Monstrous Moonshine

Question

Wikipedia claims that the group of units of Z24 (1,5,7,11,13,17,19,23), which all have order 2, and are isomorphic to (Z/2Z)^3 have an important connection to Monstrous Moonshine theory, however, I cannot find any other reference besides Wikipedia that claims this --- It was recommended on sci.math that I pose this question here.

Perhaps it's a mistake? And he meant that the primes of the Monster, which continue to 71, are what are considered in Moonshine.

Paul Hjelmstad, B.M, B.A.

[Edit (PLC): Here is the relevant passage from wikipedia:]

24 is the highest number $n$ with the property that every element of the group of units $(\mathbb{Z}/n\mathbb{Z})^{\times}$ of the commutative ring $\mathbb{Z}/n\mathbb{Z}$, apart from the identity element, has order $2$; thus the multiplicative group $(\mathbb{Z}/24\mathbb{Z})^{\times} = \{1,5,7,11,13,17,19,23\}$ is isomorphic to the additive group $(\mathbb{Z}/2\mathbb{Z})^3$. This fact plays a role in monstrous moonshine.

Answer 1

$\newcommand{\Q}{\mathbf Q} \newcommand{\Z}{\mathbf Z}$

I don't know about monstrous moonshine, but $(\Z/24\Z)^\times$ is the group of automorphisms of the maximal elementary abelian $2$-extension $\Q_2\left(\root2\of{\Q_2^\times}\right)=\Q_2(\root2\of5, \root2\of3, \root2\of2)=\Q_2(\zeta_{24})$ of $\Q_2$. See for example Lemma 8 of Lecture 19 of my course on Local arithmetic.

Answer 2

I think the claim goes back to the 1979 paper "Monstrous Moonshine" by Conway and Norton, where they discuss the "defining property of 24": If $n$ is a positive integer such that $xy \equiv 1$ mod $n$ implies $x \equiv y$, then $n|24$. This fact is used in Atkin's determination of the normalizer of $\Gamma_0(N)$ in $SL_2(\mathbb{R})$. The number 24 plays a special role here, in the sense that the normalizer is $\Gamma_0(n|h)+$, where:

1. $h$ is the largest divisor of 24 such that $h^2|N$
2. $n = N/h$
3. $\Gamma_0(n|h) = \left\{ \begin{pmatrix} a & b/h \\ cN & d \end{pmatrix} \mid a,b,c,d \in \mathbb{Z}, ad-bcn/h = 1 \right\}$. The notation is meant to suggest that the group is conjugate to $\Gamma_0(n/h)$, and contains $\Gamma_0(nh)$.
4. The $+$ means we adjoin all possible Atkin-Lehner involutions. If $n/h$ has $k$ prime factors, then this extends $\Gamma_0(n|h)$ by an elementary abelian 2-group of rank $k$.

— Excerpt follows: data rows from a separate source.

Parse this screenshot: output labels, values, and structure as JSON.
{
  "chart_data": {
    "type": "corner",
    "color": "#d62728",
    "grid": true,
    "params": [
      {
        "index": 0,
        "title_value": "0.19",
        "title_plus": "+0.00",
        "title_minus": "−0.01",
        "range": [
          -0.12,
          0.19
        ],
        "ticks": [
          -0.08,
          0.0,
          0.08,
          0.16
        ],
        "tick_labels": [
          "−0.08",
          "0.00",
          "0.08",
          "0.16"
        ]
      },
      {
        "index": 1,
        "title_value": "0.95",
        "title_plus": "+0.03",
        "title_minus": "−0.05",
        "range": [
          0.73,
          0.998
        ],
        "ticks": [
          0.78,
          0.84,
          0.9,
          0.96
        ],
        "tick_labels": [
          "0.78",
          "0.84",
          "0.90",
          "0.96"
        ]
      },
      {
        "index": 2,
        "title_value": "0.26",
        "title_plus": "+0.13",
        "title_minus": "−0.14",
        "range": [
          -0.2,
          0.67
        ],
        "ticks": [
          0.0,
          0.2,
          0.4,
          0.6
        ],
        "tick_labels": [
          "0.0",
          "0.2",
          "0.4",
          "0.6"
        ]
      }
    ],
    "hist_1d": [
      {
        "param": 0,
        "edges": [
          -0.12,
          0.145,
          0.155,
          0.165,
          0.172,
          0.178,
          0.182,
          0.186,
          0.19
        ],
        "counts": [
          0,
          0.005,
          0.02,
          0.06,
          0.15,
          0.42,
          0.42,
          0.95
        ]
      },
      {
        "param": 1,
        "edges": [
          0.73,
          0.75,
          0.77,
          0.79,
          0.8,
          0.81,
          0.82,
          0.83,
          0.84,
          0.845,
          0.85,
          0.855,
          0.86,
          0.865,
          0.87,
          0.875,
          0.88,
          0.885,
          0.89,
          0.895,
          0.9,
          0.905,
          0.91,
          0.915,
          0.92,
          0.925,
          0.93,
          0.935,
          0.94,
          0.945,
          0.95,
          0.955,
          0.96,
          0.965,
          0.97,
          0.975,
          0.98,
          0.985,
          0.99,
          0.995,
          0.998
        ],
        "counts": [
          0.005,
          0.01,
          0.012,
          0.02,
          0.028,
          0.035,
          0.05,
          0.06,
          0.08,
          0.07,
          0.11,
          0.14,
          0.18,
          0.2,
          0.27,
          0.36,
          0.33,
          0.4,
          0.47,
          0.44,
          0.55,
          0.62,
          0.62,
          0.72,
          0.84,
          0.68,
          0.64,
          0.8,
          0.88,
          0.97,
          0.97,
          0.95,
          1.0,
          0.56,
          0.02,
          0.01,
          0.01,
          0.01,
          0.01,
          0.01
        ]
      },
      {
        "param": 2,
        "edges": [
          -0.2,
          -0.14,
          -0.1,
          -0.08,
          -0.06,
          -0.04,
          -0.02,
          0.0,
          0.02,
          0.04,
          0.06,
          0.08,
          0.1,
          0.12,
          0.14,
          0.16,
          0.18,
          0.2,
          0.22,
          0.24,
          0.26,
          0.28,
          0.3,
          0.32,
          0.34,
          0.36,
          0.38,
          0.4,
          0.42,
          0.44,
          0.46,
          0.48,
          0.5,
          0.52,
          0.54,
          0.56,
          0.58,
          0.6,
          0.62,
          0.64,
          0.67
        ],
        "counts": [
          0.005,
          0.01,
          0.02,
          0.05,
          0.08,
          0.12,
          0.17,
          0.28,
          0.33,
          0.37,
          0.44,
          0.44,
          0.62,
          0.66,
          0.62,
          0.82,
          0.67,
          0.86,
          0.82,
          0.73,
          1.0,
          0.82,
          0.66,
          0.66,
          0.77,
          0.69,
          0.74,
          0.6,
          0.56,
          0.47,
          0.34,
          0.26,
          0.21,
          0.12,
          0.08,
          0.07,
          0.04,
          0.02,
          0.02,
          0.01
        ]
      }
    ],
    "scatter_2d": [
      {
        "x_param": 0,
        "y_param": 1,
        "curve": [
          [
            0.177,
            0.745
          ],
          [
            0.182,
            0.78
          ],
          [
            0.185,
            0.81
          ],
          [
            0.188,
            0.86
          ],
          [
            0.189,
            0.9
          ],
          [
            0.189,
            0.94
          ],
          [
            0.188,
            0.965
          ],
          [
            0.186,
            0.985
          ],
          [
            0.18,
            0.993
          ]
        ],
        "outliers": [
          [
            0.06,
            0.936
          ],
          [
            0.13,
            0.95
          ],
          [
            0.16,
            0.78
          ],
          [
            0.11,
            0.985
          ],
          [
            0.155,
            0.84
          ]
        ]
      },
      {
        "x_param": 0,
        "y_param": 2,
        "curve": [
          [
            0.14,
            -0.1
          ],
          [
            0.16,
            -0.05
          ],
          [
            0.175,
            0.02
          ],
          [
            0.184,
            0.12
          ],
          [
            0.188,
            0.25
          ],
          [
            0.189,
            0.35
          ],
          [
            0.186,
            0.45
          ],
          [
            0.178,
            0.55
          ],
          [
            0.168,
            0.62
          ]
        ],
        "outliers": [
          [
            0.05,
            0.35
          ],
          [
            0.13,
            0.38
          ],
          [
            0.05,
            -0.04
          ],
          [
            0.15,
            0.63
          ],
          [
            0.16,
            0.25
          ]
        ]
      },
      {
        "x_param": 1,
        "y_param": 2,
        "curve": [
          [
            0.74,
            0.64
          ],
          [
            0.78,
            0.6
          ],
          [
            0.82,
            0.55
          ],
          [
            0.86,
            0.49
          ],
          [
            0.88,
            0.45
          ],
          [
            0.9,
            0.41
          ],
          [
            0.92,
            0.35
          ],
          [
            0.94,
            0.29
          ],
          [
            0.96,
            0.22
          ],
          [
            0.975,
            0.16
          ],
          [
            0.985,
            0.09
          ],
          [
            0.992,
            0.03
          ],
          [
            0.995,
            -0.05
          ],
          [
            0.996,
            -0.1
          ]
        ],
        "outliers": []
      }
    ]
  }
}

The connection between your observation and moonshine does not seem particularly strong to me, but that may be because I was too young to have experienced firsthand the heady days of numerical exploration. It involves the normalizers of $\Gamma_0(N)$ in the following way: There is a graded representation $V^\natural = \bigoplus V^\natural_m$ of the monster, such that for each element $g$ of the monster, the McKay-Thompson series $T_g(\tau) = \sum_{m \geq -1} Tr(g|V^\natural_m)q^m$ is the $q$-expansion of a modular function invariant under some genus zero group $\Gamma$ that contains and normalizes some $\Gamma_0(N)$, and therefore lies in some $\Gamma_0(n|h)+$ , where $n = |g|$. This fact was essentially the main conjecture in the Conway-Norton paper, although the paper enhances this claim with an explicit list of the candidate functions and their invariance groups. My understanding of the solution process is:

1. Atkin, Fong, and Smith gave a computational proof of existence (1980).
2. Frenkel, Lepowsky, and Meurman constructed a candidate representation $V^\natural$ (1984), and showed that it had a vertex operator algebra structure (1988).
3. Borcherds proved that the candidate representation was satisfactory (1992).

Wikipedia and sundry expository books by Gannon, du Sautoy, Ronan, and others can say more about the precise history than I can. I should mention that the number 24 is important as the central charge of $V^\natural$ in Borcherds's solution to the Monstrous Moonshine conjecture, but the paper does not make explicit use of the number 24 in the "group of units" role. One might reasonably argue (through a somewhat convoluted path) that these are the same 24, though.

There may be other connections, but I am unaware of them.